Diverse Pairs of Matchings

TL;DR

This paper studies the computational complexity of finding two matchings in a graph with a large symmetric difference, providing polynomial algorithms for bipartite graphs, fixed-parameter tractability results, and kernelization bounds.

Contribution

It introduces the Diverse Pair of Matchings problems, analyzes their complexity, and offers new algorithms and kernelization results for restricted graph classes.

Findings

Polynomial-time solution for bipartite graphs.

FPT algorithm for Diverse Pair of Maximum Matchings parameterized by k.

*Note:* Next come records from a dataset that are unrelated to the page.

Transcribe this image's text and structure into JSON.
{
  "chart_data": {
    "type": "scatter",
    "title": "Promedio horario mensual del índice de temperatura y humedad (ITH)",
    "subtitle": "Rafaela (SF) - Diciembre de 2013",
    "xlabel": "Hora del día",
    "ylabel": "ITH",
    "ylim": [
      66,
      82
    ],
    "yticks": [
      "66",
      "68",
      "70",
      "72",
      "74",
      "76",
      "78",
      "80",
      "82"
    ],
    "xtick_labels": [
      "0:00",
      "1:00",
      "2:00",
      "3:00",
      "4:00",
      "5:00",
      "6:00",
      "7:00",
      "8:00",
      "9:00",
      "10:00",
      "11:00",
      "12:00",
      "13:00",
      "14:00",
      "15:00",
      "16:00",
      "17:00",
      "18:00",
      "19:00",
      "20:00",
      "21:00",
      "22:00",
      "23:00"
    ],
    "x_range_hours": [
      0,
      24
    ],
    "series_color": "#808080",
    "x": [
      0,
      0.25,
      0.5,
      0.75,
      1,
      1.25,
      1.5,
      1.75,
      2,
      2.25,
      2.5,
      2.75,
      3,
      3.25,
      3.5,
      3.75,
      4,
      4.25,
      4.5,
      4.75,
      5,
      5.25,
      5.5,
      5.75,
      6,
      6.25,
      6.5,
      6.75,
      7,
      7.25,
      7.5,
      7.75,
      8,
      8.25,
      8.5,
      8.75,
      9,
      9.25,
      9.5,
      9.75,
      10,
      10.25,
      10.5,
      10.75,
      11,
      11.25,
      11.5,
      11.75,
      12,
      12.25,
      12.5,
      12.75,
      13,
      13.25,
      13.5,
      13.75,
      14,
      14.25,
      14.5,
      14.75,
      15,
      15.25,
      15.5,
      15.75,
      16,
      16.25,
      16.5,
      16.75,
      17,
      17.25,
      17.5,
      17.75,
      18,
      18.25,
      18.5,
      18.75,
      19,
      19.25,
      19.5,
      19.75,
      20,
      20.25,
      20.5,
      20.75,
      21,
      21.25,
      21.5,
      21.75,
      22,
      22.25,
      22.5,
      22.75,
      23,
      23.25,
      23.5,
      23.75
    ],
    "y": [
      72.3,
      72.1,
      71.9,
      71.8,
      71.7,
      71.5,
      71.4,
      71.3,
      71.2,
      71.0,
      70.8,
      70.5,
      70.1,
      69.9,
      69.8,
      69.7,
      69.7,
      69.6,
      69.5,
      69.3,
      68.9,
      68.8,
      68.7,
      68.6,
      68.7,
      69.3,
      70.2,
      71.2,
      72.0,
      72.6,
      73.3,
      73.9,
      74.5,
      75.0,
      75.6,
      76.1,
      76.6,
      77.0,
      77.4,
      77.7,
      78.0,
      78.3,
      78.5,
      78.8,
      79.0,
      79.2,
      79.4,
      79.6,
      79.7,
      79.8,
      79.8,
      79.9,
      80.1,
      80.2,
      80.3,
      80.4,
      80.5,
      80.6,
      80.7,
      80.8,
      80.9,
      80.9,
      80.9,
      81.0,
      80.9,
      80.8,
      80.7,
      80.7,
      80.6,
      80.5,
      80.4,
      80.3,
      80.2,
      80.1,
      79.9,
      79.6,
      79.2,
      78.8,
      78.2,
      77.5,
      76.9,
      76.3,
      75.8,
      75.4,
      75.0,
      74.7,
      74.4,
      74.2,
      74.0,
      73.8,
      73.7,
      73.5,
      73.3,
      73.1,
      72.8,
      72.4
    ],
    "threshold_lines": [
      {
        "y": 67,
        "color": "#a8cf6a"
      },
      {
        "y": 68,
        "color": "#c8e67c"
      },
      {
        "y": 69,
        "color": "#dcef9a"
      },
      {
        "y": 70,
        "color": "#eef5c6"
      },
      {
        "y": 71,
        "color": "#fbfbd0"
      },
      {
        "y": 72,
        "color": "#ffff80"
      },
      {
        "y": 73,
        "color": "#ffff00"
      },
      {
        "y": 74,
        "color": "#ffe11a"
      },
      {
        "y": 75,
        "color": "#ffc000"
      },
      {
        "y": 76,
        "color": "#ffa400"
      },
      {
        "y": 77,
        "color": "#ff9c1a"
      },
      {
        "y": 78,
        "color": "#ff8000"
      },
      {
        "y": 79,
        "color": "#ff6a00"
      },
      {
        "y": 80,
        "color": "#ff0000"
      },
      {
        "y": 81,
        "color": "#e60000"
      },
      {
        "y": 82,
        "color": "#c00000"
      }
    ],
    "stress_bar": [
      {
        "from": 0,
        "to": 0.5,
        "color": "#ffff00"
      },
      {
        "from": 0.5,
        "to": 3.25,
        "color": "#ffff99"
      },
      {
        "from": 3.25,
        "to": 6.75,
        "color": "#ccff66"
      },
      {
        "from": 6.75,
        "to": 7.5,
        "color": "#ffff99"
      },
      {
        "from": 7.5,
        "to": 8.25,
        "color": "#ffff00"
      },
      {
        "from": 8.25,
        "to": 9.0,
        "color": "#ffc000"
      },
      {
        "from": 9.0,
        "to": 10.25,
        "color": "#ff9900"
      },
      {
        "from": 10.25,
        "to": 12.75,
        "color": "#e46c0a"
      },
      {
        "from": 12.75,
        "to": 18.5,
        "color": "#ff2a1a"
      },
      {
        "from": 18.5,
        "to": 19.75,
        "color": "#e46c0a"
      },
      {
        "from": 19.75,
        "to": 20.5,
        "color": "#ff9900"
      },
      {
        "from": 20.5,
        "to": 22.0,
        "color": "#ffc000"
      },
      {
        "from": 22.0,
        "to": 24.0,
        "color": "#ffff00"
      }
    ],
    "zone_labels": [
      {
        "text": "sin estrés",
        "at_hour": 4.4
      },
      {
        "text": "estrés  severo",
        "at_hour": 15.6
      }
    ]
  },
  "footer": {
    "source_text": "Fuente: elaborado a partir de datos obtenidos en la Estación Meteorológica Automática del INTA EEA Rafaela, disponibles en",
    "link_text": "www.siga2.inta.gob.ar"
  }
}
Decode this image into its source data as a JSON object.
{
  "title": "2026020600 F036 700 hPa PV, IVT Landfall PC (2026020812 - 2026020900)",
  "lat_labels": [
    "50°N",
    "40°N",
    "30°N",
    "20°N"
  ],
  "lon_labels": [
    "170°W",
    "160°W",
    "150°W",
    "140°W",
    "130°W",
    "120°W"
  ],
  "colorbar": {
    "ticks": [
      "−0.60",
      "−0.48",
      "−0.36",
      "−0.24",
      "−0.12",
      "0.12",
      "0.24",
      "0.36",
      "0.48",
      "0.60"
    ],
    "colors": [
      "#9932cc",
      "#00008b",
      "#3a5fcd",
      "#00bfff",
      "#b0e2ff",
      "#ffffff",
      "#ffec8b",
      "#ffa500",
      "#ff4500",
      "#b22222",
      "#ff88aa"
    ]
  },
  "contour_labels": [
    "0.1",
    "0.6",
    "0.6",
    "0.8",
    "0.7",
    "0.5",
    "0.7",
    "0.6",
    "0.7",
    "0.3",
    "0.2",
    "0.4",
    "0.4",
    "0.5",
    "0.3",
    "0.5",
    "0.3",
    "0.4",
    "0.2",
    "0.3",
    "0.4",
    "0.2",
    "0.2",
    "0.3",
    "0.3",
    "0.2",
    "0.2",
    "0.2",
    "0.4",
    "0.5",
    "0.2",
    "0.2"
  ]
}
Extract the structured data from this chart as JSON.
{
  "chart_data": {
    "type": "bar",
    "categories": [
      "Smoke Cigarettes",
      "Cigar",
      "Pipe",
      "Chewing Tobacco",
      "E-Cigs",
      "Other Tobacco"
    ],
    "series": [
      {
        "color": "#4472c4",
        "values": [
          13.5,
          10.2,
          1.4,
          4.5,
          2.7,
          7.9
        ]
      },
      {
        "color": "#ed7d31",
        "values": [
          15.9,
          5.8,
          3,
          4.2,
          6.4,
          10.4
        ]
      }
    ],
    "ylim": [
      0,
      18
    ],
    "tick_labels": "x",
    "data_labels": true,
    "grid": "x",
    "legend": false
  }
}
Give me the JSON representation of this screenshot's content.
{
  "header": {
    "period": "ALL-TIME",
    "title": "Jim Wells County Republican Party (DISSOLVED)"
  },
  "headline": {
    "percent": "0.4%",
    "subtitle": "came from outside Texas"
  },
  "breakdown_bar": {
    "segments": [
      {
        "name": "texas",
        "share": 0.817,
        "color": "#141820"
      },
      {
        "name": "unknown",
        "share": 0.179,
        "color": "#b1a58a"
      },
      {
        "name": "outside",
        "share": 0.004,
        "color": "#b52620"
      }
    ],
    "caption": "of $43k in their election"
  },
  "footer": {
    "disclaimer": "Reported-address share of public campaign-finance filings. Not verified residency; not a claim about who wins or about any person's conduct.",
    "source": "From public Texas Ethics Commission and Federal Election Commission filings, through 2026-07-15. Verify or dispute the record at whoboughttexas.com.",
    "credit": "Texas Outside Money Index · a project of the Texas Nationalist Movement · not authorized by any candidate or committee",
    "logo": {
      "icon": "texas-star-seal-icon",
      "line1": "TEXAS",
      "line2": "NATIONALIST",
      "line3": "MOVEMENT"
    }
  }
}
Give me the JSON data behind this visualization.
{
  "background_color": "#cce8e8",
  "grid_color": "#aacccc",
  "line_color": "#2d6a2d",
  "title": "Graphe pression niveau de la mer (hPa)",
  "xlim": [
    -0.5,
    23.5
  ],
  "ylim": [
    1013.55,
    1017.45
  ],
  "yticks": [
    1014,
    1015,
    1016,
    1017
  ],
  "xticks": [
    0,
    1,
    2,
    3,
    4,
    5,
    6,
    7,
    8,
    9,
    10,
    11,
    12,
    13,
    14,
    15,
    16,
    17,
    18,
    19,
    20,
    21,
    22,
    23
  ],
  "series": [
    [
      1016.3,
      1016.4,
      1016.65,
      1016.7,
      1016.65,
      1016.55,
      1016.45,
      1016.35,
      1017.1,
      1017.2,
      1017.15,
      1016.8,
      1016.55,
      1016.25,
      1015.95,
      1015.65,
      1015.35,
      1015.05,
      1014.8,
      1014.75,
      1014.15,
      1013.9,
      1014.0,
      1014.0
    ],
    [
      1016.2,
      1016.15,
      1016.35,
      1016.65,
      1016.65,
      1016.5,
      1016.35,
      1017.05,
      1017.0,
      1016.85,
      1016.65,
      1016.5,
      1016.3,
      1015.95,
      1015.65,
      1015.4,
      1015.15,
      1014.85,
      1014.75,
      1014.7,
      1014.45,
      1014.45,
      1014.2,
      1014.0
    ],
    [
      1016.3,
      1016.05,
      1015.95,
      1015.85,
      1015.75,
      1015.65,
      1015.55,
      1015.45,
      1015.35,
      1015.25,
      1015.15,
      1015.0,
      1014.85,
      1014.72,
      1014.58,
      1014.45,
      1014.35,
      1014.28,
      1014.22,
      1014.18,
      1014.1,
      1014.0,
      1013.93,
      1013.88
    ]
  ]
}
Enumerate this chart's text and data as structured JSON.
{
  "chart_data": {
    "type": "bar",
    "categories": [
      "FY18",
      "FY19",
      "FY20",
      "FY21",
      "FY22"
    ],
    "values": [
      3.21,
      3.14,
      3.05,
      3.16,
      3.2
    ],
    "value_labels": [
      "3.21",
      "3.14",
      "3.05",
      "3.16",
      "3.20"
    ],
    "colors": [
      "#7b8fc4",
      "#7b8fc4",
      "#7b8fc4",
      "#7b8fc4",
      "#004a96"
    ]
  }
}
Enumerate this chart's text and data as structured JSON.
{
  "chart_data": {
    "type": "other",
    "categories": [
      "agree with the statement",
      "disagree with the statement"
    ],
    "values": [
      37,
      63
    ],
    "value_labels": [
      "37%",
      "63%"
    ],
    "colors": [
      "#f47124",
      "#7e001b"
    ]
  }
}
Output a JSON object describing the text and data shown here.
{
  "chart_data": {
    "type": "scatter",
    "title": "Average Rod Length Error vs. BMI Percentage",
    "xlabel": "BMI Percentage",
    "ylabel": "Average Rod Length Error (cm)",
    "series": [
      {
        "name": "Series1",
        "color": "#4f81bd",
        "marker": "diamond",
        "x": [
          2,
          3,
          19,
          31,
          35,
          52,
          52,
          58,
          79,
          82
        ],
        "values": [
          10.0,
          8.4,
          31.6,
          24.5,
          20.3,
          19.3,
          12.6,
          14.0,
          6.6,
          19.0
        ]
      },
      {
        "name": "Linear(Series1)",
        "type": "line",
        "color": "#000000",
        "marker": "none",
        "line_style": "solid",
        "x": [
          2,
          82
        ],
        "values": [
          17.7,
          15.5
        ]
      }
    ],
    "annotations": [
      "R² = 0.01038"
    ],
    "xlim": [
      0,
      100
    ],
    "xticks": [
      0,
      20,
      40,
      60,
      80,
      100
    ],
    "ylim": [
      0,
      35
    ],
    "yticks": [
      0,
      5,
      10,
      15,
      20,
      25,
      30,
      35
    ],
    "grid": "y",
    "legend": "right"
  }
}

Kernel of size O(k^2) vertices for the problem.

Abstract

We initiate the study of the Diverse Pair of (Maximum/ Perfect) Matchings problems which given a graph $G$ and an integer $k$, ask whether $G$ has two (maximum/perfect) matchings whose symmetric difference is at least $k$. Diverse Pair of Matchings (asking for two not necessarily maximum or perfect matchings) is NP-complete on general graphs if $k$ is part of the input, and we consider two restricted variants. First, we show that on bipartite graphs, the problem is polynomial-time solvable, and second we show that Diverse Pair of Maximum Matchings is FPT parameterized by $k$. We round off the work by showing that Diverse Pair of Matchings has a kernel on $\mathcal{O}(k^2)$ vertices.